L’Aula del Senato ha approvato il disegno di legge Calderoli, la riforma sull’autonomia delle Regioni. Il testo passerà ora alla Camera. In prima lettura, i senatori hanno votato con 110 voti favorevoli, 64 contrari e 30 astenuti. Durante le votazioni, dai banchi del Pd, alcuni hanno mostrato bandiere tricolori con la scritta «Viva Verdi» e intonato l’inno di Mameli. Dall’altra parte, dalla Lega, alcuni parlamentari hanno esposto la bandiera con il Leone di San Marco. «Un gran risultato», ha commentato il ministro delle Infrastrutture e dei Trasporti Matteo Salvini.

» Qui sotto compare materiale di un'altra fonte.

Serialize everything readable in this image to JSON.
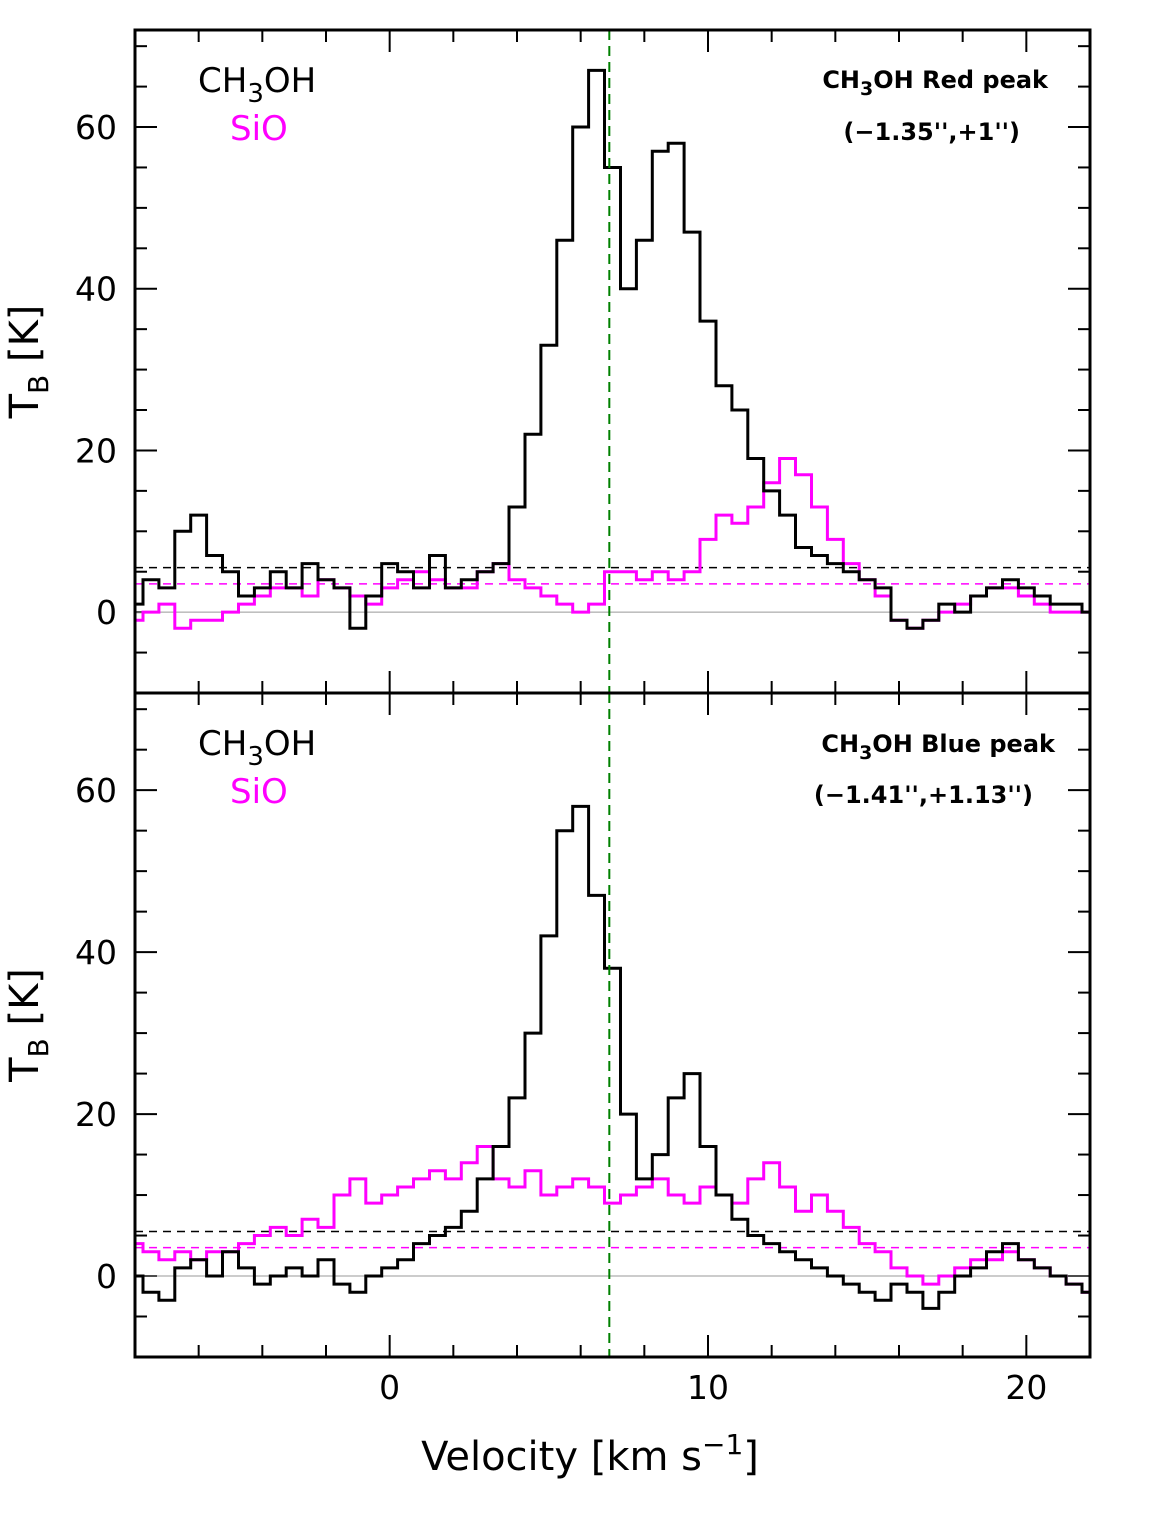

Autonomia differenziata: cosa significa

Il disegno di legge approvato prevede che le Regioni a statuto ordinario avranno autonomia di gestione su alcune materie, tra cui la sanità, l’energia, l’istruzione e la sicurezza sul lavoro. Luca Zaia, presidente della Regione Veneto, ha detto: «È un nuovo modo di unire e progredire insieme, superando con un moderno regionalismo le rovine di uno statalismo che, questo sì, nei decenni passati ha prodotto territori a differenti velocità. Di fronte alla portata storica della riforma che si sta profilando va ribadito chiaramente come l’autonomia non è la secessione dei ricchi che qualcuno si ostina a fare credere, nessuna regione sarà privata di qualcosa e godrà, invece, di maggiori opportunità di crescita».